Since implementing Code Ocean, the Allen Institute has seen a dramatic increase in interoperability and productivity. With more than 100 researchers actively using the platform, the organization has achieved a 400% increase in workflow efficiency, enabling the research teams to accelerate the pace of discoveries. “Code Ocean’s self-service capabilities make it easy for our scientists to do their work reproducibly,” said Dr. David Feng, director of Scientific Computing, Allen Institute for Neural Dynamics. “New users to the platform can get far with just a little support, giving our engineers time to focus on domain-specific challenges.”
Code Ocean has developed a wide range of dedicated features to assist large organizations such as The Allen Institute to operate effectively at scale. These features include fine-grained custom metadata management and search, data organization in Collections, automated data provenance for trusted science and reproducibility, and integration with external data warehouse providers and leading machine learning platforms. One noteworthy statistic is the number of times scientists committed code to git (2,370 times) and the percentage of users committing to git (61%). These figures surpass what’s typically observed within the broader scientific community (Ram, 2013). This achievement has been made possible by Code Ocean’s dedicated UI features, which bypass the need for command-line operations requiring expertise in git.

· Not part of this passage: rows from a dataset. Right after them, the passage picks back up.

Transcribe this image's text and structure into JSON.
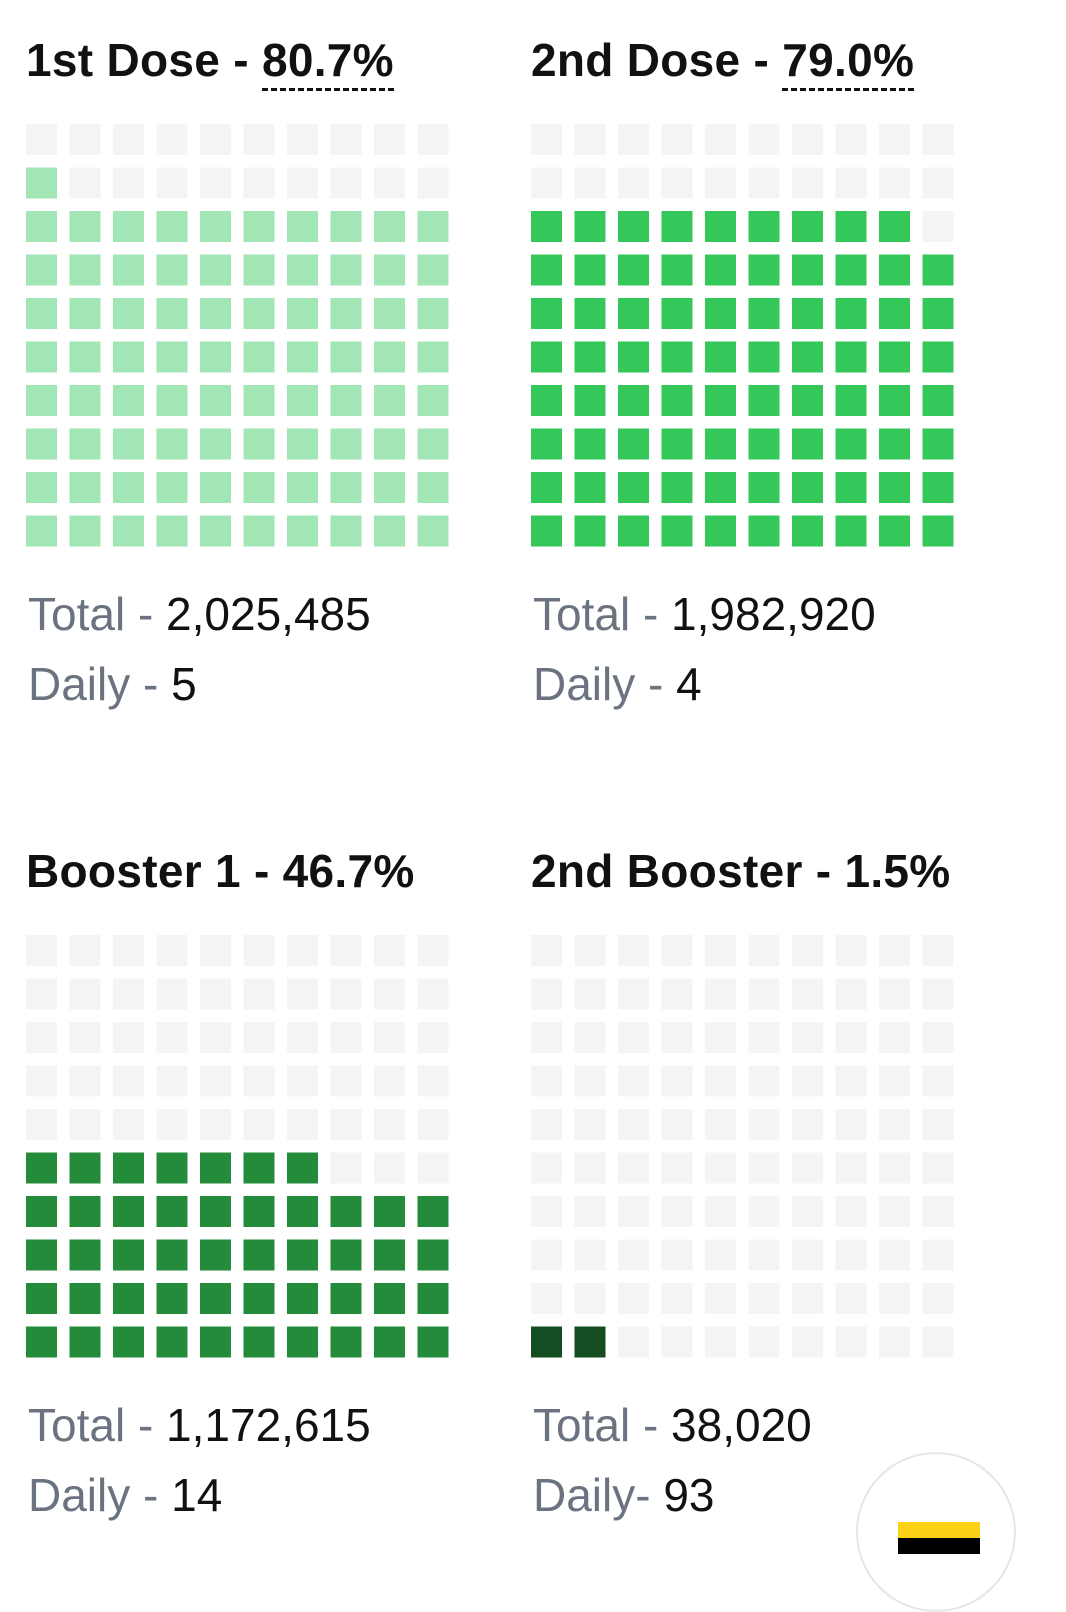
{
  "chart_data": [
    {
      "type": "waffle",
      "title": {
        "label": "1st Dose - ",
        "percent": "80.7%"
      },
      "percent_value": 80.7,
      "filled_squares": 81,
      "grid": [
        10,
        10
      ],
      "color": "#a1e6b4",
      "empty_color": "#f3f4f6",
      "total_label": "Total - ",
      "total": "2,025,485",
      "daily_label": "Daily - ",
      "daily": "5"
    },
    {
      "type": "waffle",
      "title": {
        "label": "2nd Dose - ",
        "percent": "79.0%"
      },
      "percent_value": 79.0,
      "filled_squares": 79,
      "grid": [
        10,
        10
      ],
      "color": "#34c759",
      "empty_color": "#f3f4f6",
      "total_label": "Total - ",
      "total": "1,982,920",
      "daily_label": "Daily - ",
      "daily": "4"
    },
    {
      "type": "waffle",
      "title": {
        "label": "Booster 1 - ",
        "percent": "46.7%"
      },
      "percent_value": 46.7,
      "filled_squares": 47,
      "grid": [
        10,
        10
      ],
      "color": "#238b3a",
      "empty_color": "#f3f4f6",
      "total_label": "Total - ",
      "total": "1,172,615",
      "daily_label": "Daily - ",
      "daily": "14"
    },
    {
      "type": "waffle",
      "title": {
        "label": "2nd Booster - ",
        "percent": "1.5%"
      },
      "percent_value": 1.5,
      "filled_squares": 2,
      "grid": [
        10,
        10
      ],
      "color": "#154d23",
      "empty_color": "#f3f4f6",
      "total_label": "Total - ",
      "total": "38,020",
      "daily_label": "Daily- ",
      "daily": "93"
    }
  ],
  "badge": {
    "icon": "flag-icon",
    "colors": [
      "#fcd116",
      "#000000"
    ]
  }
}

These statistics show that the Allen Institute not only reaps the benefits of implementing these foundational technologies at a broad scale but also reinforces industry-standard best practices. Among other benefits, Code Ocean has empowered the Allen Institute to use machine learning on a broad scale, for the first time handling petabyte-scale data, with a growing user base of 282 users running more than 15,000 computations, totaling over 10,000 hours.
“Our partnership with Allen Institute has helped us to refine our ability to accommodate the specialized needs of large organizations,” said Dr. Daniel Koster, vice president of Product at Code Ocean. “We have adapted our services to meet requirements such as handling petabyte-scale data, deploying FAIR-based analysis for reliable, scalable science, ensuring the reproducibility of scientific outcomes from experiment initiation to final presentation, complying with necessary regulatory standards, and providing a single pane of glass that integrates the multitude of tools utilized internally.”
Code Ocean accelerates life sciences, pharmaceutical, and biotech by providing one trusted place for researchers to share research data and computational assets, collaborate more quickly, and communicate more effectively. The first and only integrated library and workbench that preserves a record of all coding, data, and software used in computational research, Code Ocean’s digital platform guarantees reproducibility by maintaining complete visibility of the research lineage.